The game was pretty low on bugs, but there were a few. The first I noticed was this one time, a very hairy man (many levels before this became a condition in the game) was standing in the hall, blinking quickly (I mean like blinking in and out of existence, not batting his lashes quickly). I clicked on him, he separated into two characters, and the game crashed. Second, people sometimes pass right through each other rather than going around. Third, the staff sometimes inexplicably doesn’t go to their staff rooms well beyond their recommended mark for going there, and reach their maximum fatigue and demand a pay increase. Maybe I'm just missing something, and maybe it was intentional, but it was never mentioned in the manual and I think it's a bug. Fourth, if you're carrying someone while a fax comes in, the game crashes. Fifth, sometimes you get a fax with very nasty news in it, but the fax marks it "hurrah!".

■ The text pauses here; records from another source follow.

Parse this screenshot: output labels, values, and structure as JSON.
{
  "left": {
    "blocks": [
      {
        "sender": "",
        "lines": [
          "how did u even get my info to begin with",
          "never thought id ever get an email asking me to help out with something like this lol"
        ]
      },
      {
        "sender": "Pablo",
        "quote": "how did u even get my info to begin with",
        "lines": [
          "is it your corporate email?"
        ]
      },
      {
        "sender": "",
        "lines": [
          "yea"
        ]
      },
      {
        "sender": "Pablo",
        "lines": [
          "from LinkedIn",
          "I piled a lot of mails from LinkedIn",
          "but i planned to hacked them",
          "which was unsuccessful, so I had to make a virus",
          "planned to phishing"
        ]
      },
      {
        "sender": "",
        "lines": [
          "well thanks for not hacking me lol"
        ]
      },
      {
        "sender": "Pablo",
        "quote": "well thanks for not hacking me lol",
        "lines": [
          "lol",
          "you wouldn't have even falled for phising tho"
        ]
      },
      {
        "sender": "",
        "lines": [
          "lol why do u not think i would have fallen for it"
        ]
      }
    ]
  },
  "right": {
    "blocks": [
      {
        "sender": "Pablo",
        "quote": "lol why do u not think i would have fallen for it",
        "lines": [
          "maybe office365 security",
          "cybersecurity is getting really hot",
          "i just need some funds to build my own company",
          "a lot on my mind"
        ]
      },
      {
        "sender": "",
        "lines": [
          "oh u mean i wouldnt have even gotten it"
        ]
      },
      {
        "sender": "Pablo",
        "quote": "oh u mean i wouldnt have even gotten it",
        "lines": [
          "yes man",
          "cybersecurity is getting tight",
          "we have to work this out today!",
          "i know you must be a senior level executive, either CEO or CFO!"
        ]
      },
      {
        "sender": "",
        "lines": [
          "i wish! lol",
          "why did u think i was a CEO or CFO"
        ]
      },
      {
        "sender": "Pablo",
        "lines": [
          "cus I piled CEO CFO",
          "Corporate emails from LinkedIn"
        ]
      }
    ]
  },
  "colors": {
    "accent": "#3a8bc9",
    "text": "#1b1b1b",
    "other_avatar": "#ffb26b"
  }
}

Finally, there are some things that just make this a bad game to play 10 years after it was made. I played it on a Windows XP, but I'm guessing Windows Vista would be even worse. First, the autorun doesn't work. It tells you to "Proceed", but nothing in the autorun will actually start the game. So, after you install it, if you put the CD back in the autorun is just an annoyance, because you'll just have to run it yourself anyway. Second, sometimes when you exit the game, Windows tells you that "an error has occurred and the program needs to close". Third, there's absolutely no music. For me at least, there was nothing I could do. Music was turned on in the game and its volume up. Songs were picked out. Heck, I even want to the install location and found the songs. But they were in an outdated "XMI File" format, so no program outside of Theme Hospital would play them either. So, no music for me while I was playing the game.

The Bottom Line
Years ago, I played it, got to about the 4th level, then probably went away and played something else. More recently, I reinstalled it, and got to about the 7th level or so, but grew so aggravated at the excessively large hospitals, the epidemics, the vomit waves, the expensive equipment, and the fragile reputation that I just gave it up and uninstalled it. That's the way this game goes. It starts off pretty fun, but as you move up to higher levels, it becomes more and more complicated (much faster than anyone could ever get better at the game, so it doesn't even follow Mihaly Csikszentmihalyi’s idea of "flow", meaning the learning curve is way too steep for the increase in difficulty [or the patience of the player]), up until the point you could get more enjoyment out of doing something else than the aggravation trying to continue would cause.

Added to that is a small list of things that stretch the game's suspension of disbelief too far and minor errors that add to aggravation. And added to that are signs that show the game hasn't aged well. If you find a copy of this game, you'll be lucky if it actually runs on your computer. And if it does run, you'll be lucky if it runs well, instead of getting errors in the game or not being able to hear the game's music.

Bottom line: it's kind of fun in the beginning, but gets worse as you progress through the game. Also, by now it might be too old to run or run well on newer computers.